There are many sources of pricing pressures but some major ones that adversely affect outcomes are often internal to the business:
- Customers define a price and vendors enter negotiations without having a reasonable, rational alternative price. When only one price is visible, salespeople/sellers are drawn to that price, like iron filings to magnets.
- Determining a price based "on value and what the market can bear" requires excellence across many interacting domains—technology, customer/consumer behavior, competition, economics, negotiation, finance, and more.
- Participants in pricing decisions may possess at least one of these blind spots:
a. Limited comprehension of product's/service's monetary value to customers
b. Limited understanding of competitive positions
c. Limited knowledge of economics
d. Innumeracy (numerical illiteracy)
e. Inadequate training and support in negotiation
Consequently, there are significant profit leaks in the market
A solution
The Pricing Excellence Program enables a business to price its offerings "on value and what the mmarket can bear." It has the following key steps:
- Sensitize the audience about the impact of minute price increases on Operating Profit/EVA or any other significant financial measure.
- Create a positioning statement for target customers/markets, identifying compelling competitive differences in the offering.
- Elaborate features and benefits of these compelling differentiators. Be rigorous in identifying features and benefits across categories that go beyond functions and features.
- Assign $ (or other currency) value to these benefits, expressed as cost reductions, revenue increases, ROI/RONCE/EVA improvements.
- Use the formula: Ideal Competitive Selling Price=Competitive Price + Monetary Value of Incremental Benefits – Switching Costs. It is a monetary translation of "Price on Value and What the Market Can Bear."
- Train customer-facing organizations in the details of the program.
- Negotiate to win.
This is a simple, repeatable process that can be applied across a spectrum, from new products to very mature ones, across product lines, and across global cultures.
The frontline of simple, mature products/services can learn the process in less than 24 hours and practice the process every day. The process takes longer for new products/services where various kinds of information may not be readily available.

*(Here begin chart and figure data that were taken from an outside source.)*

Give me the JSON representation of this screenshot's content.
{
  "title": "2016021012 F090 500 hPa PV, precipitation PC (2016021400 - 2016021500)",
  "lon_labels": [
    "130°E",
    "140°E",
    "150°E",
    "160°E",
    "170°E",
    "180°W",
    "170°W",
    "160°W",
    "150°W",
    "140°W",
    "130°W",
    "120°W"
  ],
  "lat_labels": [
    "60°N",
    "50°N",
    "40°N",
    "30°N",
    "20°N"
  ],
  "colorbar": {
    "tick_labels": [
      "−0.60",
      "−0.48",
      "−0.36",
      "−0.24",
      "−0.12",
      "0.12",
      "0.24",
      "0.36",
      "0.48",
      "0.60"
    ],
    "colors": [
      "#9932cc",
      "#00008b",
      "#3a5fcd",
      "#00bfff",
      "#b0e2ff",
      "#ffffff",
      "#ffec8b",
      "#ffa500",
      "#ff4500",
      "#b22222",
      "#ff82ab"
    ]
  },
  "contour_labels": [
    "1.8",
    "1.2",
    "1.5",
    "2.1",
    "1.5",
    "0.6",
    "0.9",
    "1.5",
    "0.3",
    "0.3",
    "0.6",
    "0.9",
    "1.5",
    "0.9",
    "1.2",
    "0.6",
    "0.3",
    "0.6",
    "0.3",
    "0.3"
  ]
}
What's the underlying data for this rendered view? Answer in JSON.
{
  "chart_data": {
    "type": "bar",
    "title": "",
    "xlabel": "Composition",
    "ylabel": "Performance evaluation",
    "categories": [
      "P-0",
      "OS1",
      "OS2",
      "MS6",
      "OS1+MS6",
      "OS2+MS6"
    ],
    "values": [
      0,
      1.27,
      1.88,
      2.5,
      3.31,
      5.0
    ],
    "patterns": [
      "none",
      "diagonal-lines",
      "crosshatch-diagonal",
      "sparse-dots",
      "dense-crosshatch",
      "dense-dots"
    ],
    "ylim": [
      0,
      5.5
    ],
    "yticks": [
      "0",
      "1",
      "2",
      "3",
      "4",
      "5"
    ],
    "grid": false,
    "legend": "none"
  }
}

The program provides negotiation ammunition to the sales organization. This has a multiplicative effect—it not only improves margins but also success rates, delivering substantial improvements in revenue and profits.
The process allows cross-domain teams to discover feature gaps in their offerings, thereby providing direction to and priorities for product development. This is useful for improving the effectiveness of new product development and market introduction.
The process sharpens a firm's market intelligence focus by highlighting specific, critical competitive and customer areas that are crucial for determining the ideal competitive selling price.
The Pricing Excellence Program is simple. It can be understood quickly and can be implemented swiftly for speedy results, rapid turnaround, and growth in revenues and profits. The product-, customer-, and competition-related content generated from the process can be used to train customer-facing organizations for improving their short- and long-term success.
Finally, this program translates well across cultures and industries. It has been used successfully in a variety of industries and in many countries:
- Industries: oilfield equipment, oilfield services, iron and steel, construction services, power plant services, petrochemicals, industrial equipment, and software.
- Countries: USA, Germany, UK, Canada, France, Netherlands, Belgium, Czech Republic, and Poland.